Sunday, February 8, 2009

Here is a contribution from Rhondda Bosworth about a New Gallery show.




In Shifting Light
Curated by Ron Brownson
New Gallery
8 October 2008 - 12 April 2009

This stimulating show, using mostly paintings from the collection of the Auckland City Art Gallery, explores the concept of landscape as both external and internal. The show’s curator, Ron Brownson asserts “. . . the differences between interior and exterior space affect what we contemplate as landscape.” This curatorial concept is useful because of its potential for inclusiveness. Almost any artwork can be described as a “landscape” in these terms. In Shifting Light gives us an opportunity to see some fine works.

I enjoyed the room containing paintings by Charles Goldie, Petrus van der Velden, James Nairn and Raymond McIntyre. These vintage works, of landscapes in the orthodox sense, were all wonderful paintings that grabbed my attention. My favorites were Charles Goldie’s The story of the Arawa canoe (c 1938) a tiny painting of great beauty executed on a cigar-box lid, Van der velden’s sublime Stormcloud (1907-09) and Raymond McIntyre’s stunning Evening (1905). I have to mention too, the rivetting colour of James Nairn’s Sunset (1903).

McCahon is represented of course, in top form, demonstrating a spirituality that I hope we never take for granted. His iconic works Takaka Night and Day (1948) and A Candle in a dark Room (1947) are most familiar to me as postcards. The latter is simple and modest in form, yet it effortlessly accesses the spiritual self. I couldn’t help comparing its success with Peter Robinson’s visually breathtaking Strategic Plan (1998). Meticulously executed in red, black and white, with a distinctly Maori feel, this large painting could have been so wonderful, but its texts (I could only understand the ones in English), a banal and cynical critique of the chattering classes and the art world, bring this viewer down with a disappointed clunk.

There was a good photography room with works by Daley, Oettli, Morrison, Baigent and Westra, but they are all dwarfed by the power of Ava Seymour’s photo-collages.

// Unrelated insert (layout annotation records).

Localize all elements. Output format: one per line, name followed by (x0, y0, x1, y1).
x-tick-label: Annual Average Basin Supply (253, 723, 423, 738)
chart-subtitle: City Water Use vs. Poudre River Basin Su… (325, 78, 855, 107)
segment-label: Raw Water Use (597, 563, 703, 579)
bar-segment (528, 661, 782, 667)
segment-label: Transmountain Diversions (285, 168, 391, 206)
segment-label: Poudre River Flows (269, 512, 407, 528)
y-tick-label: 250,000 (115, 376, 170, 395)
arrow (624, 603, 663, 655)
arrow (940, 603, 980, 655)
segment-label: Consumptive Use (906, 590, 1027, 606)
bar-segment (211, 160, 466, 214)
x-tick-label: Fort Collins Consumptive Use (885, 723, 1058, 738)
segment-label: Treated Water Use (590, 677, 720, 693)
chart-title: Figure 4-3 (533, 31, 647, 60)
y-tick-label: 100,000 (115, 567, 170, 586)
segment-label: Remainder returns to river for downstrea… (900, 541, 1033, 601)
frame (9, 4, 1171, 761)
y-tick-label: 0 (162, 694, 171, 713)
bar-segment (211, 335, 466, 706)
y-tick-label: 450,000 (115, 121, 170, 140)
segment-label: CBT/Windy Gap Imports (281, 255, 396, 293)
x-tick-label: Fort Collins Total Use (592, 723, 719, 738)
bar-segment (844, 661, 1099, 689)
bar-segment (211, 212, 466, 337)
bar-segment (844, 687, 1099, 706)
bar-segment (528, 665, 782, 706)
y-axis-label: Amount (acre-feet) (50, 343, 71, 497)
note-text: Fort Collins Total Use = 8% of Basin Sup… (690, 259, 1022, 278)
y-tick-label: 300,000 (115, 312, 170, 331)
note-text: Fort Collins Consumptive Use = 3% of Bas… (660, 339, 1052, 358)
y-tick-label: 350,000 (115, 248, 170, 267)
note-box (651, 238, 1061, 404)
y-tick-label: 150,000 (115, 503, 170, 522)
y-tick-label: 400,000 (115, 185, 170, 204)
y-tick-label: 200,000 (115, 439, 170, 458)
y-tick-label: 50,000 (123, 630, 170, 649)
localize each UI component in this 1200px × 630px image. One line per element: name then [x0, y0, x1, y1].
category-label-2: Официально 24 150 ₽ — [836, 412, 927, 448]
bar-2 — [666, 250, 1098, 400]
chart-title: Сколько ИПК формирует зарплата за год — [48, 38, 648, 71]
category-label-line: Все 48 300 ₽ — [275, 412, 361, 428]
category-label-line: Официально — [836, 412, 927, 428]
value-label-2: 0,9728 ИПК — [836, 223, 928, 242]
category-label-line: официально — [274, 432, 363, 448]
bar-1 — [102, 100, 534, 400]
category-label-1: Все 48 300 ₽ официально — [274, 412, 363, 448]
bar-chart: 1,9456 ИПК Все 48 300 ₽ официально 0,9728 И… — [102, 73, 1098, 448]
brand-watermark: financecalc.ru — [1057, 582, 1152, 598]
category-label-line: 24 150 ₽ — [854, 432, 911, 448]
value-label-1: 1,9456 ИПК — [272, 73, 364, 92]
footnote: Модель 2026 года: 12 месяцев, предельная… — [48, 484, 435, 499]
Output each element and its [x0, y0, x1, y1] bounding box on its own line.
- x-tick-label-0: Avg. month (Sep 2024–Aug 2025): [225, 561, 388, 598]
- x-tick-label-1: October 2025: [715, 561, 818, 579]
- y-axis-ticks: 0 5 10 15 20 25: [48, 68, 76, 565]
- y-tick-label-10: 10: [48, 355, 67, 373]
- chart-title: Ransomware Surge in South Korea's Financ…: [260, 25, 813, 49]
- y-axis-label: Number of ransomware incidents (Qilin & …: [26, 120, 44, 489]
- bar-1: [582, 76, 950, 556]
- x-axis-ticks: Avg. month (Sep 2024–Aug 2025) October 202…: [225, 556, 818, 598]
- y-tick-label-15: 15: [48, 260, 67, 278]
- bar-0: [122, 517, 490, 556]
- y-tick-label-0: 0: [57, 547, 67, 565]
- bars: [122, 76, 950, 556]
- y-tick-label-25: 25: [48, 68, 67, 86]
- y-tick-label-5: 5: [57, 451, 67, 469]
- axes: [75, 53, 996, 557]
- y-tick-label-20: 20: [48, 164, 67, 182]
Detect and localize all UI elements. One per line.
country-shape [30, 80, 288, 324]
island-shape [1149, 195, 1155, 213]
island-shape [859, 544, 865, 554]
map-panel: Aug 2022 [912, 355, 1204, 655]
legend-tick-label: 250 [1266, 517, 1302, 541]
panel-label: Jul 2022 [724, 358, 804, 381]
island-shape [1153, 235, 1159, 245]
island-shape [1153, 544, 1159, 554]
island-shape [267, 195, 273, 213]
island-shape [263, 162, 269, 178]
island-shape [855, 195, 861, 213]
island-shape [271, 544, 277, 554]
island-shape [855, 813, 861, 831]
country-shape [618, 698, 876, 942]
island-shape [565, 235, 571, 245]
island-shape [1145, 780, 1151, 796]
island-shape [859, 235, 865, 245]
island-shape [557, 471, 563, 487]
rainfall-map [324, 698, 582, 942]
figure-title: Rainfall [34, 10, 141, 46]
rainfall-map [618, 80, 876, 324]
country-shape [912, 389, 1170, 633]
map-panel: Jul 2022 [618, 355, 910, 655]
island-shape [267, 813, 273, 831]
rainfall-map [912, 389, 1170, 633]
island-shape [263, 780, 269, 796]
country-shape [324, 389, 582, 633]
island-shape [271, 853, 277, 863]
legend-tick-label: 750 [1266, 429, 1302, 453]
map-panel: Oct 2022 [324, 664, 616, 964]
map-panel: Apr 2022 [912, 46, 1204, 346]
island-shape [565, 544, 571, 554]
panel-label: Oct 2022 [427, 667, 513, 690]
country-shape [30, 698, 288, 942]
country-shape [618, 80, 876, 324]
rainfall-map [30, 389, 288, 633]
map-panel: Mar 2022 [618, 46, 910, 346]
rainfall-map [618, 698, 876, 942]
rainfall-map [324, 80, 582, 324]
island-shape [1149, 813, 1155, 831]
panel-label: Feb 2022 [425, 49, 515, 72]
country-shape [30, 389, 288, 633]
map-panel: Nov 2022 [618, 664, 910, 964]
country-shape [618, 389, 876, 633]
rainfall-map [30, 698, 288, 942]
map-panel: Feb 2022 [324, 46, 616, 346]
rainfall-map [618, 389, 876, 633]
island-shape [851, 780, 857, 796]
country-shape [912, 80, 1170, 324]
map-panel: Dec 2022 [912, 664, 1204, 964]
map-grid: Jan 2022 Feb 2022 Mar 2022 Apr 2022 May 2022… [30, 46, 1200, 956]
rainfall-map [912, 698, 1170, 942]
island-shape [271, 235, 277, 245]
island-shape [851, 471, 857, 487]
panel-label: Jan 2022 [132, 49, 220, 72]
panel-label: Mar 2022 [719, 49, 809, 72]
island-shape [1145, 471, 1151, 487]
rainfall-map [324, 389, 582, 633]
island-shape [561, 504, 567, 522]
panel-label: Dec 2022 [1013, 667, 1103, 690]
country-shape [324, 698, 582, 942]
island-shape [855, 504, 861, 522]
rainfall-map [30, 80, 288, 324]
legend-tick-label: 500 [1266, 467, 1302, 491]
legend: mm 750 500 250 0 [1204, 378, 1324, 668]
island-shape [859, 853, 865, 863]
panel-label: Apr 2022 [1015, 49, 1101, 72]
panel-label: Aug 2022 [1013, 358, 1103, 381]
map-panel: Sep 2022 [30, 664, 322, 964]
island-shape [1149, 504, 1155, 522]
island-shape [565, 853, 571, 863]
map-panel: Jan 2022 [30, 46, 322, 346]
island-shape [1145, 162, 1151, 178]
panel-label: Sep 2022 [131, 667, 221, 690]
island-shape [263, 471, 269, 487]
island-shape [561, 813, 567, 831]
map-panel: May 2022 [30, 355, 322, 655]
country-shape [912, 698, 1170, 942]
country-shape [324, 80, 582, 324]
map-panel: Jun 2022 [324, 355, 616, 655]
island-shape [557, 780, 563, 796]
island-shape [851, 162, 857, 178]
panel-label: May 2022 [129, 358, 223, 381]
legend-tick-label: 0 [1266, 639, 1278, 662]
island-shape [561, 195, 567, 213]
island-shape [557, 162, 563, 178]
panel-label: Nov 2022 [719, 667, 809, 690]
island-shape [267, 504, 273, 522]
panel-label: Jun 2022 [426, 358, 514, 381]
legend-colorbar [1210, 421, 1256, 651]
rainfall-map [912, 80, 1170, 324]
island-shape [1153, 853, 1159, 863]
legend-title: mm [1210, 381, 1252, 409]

I must confess there was a time when I couldn’t come to grips with Seymour’s work, but this time they got me round the throat and gave me a good shaking. The works were selected from her series Health, Happiness and Housing (1997) in which beautiful photographs of pastel-coloured state houses are juxtaposed with inhabitants in the grip of horribly visible dementia. Her diptych Exotica (2004) which depicts a sleazy corner of K’ Rd, is a surreal, psychological tour de force.

Other works I appreciated were John Hurrell’s elegantly cryptic Conan’s Head (1989) a large painting in which fragments of maps create an electric psychological energy, and Bill Hammond’s Buller’s Tablecloth (1947) – brilliant, tantalizing, disturbing. I am usually unresponsive to video works, but Mladen Bizumic’s Hauturu doc (with soundtrack Adagio – Under My Thumb by the Rolling Stones) 2003blew me away. A lyrically beautiful work of shifting fabric-like forms that create a land/sea scape, accompanied by achingly sad music, it went straight to the heart.